Барткус через силу поднял голову с изголовья. Синие жилы выступили у него на лбу. Он схватил помело и в первый раз за три месяца спустил ноги с постели.
— По-го-ди… По-го-ди… Я им покажу… Пусть они только… — И руки у него дрожали больше обычного, дрожали и посиневшие губы…
Барткус не успел подойти к окну, не успела подбежать к нему жена, как вдруг он сгорбился и повалился на земляной пол, разрывая на груди толстую холщевую рубаху.
Ночью он уже не стонал, не кричал… Когда звезды всходили над болотом, он уснул с широко раскрытым ртом.
Лето выдалось на редкость погожее. Вяз, который долгое время качал высохшими ветвями над хлевом Барткуса, и тот покрылся почками, желтыми сережками цветов. Рябина с объеденной овцами корой, что досыхала у поля, — и та зацвела.
Гроб Барткуса провожали из дома соседи. Новосел Каупкус, сидя на передке телеги, понукал лошадь. Следом плелось несколько баб.
Утро было спокойное. С конца болота слышался звон косы. Мужики уже вышли на косовицу.
Когда гроб поравнялся с ржаным полем и шествие повернуло вдоль леса, поднялся ветер, зашевелилось, зарябило волнами желтое ржаное озеро; тяжелые медные колосья стучались в гроб.
Посреди пути, когда уже подъезжали к концу поля, послышался плач Барткене. Рыдала она то высоко, во весь голос, то словно закусив губу, падая ничком и обхватывая руками гроб.
— Оставил ты меня одну, сиротинку, оставил ты меня… Кто за меня заступится…
Когда телега своротила с середины дороги, три бабы затянули псалом. Барткене заплакала еще громче..
Но тут большой могучий панский лес, переградив путь погребальному шествию, зашумел, загомонил, заглушая своей могучей глоткой рыдания и псалмы.
1930
УТОПЛЕННИК
Перевела И. Фридайте
Письмоводитель Йонас Шатас, которого сотрудники по-приятельски прозвали «мусье Шато», выпятив декольтированную, густо поросшую черным волосом грудь, размашисто шагал вдоль реки. Правой рукой он придерживал локоть студентки Аделе Куосайте, а левой — кулечек с конфетами. Отдирая слипшиеся в ком конфеты, писарь угощал:
— Пожалуйста, берите еще! Да, знаете, я удивляюсь, как это вы обратили внимание на такой пустяк. Гм, пожалуйста, вот эту, шоколадную. Ведь Вас занимают Альма Матер[8]

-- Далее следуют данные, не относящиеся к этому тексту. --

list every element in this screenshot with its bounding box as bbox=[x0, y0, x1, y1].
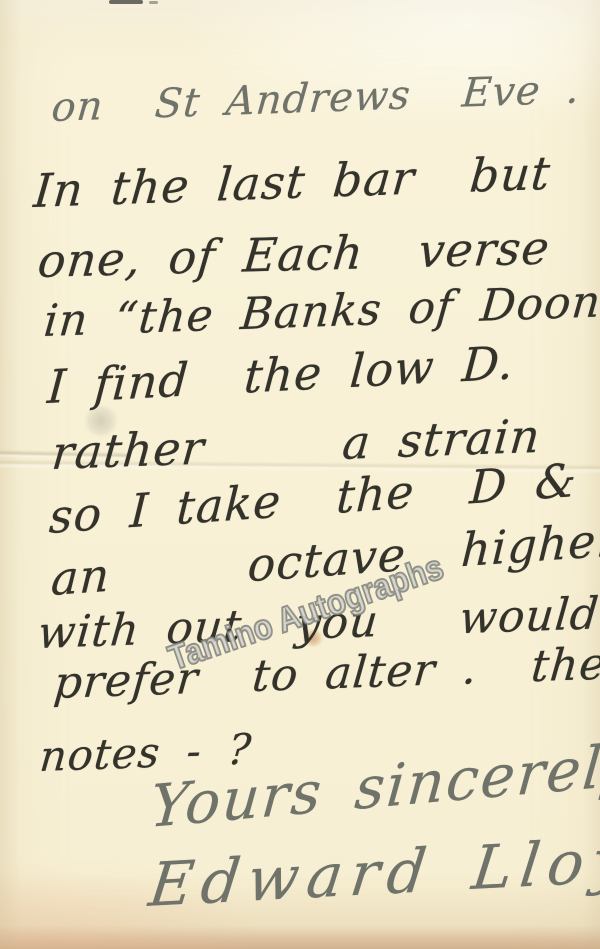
handwriting-line: one, of Each verse bbox=[36, 224, 552, 284]
scan-edge-mark bbox=[109, 0, 143, 4]
scan-edge-mark bbox=[149, 1, 158, 4]
scanned-letter: on St Andrews Eve . In the last bar but … bbox=[0, 0, 600, 949]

и романы, значит, наши провинциальные события для вас как бы и не существуют, проходят незамеченными.— Почему Вы так плохо обо мне думаете? — спросила Аделе с кокетливым упреком, вскидывая на него маленькие живые глаза. Тонкими розовыми пальчиками она взяла конфету, которая мгновенно скрылась в ее детских сочных губках. — Я не только по балам хожу. Правда, у меня на первом месте занятия, но я слежу и за жизнью: никогда не пропускаю в газете того, что пишут о нашем крае. Видите, какая я патриотка!
Письмоводитель, глядя сверху на дубовый листок, вышитый на корпорантской шапочке студентки, почувствовал какую-то теплую, идущую от сердца струю и еще крепче прижал к своему боку локоть девушки.

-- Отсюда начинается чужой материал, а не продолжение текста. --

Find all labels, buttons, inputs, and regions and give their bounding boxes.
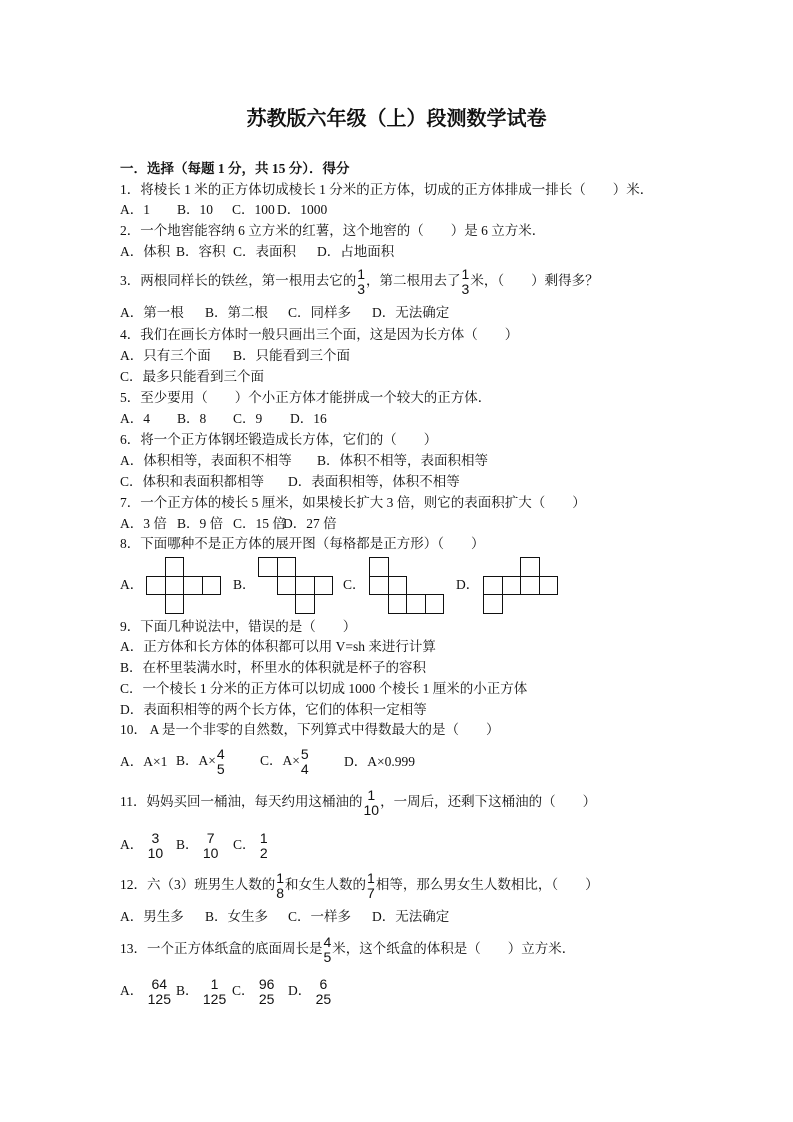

«Чорт побери, — мелькнуло в голове чиновника, — прекрасная получилась бы из неё жена! Окончит университет, а я, самое позднее, годика через два буду начальником отдела. Свадебное путешествие в Париж!» Шатас до того размечтался, что даже увидел свой будущий домашний очаг: уютная, светлая квартирка, двери распахнуты во все комнаты, Аделе сидит за пианино и играет «Ночи Андалузии», а сам он набивает табаком гильзы.
Это приятное видение покинуло его только тогда, когда Аделе, зашуршав сумочкой, вынула оттуда носовой платок и вытерла липкие от конфет пальцы. Аромат надушенного платочка покорил письмоводителя и целиком заполнил его сердце образом Аделе.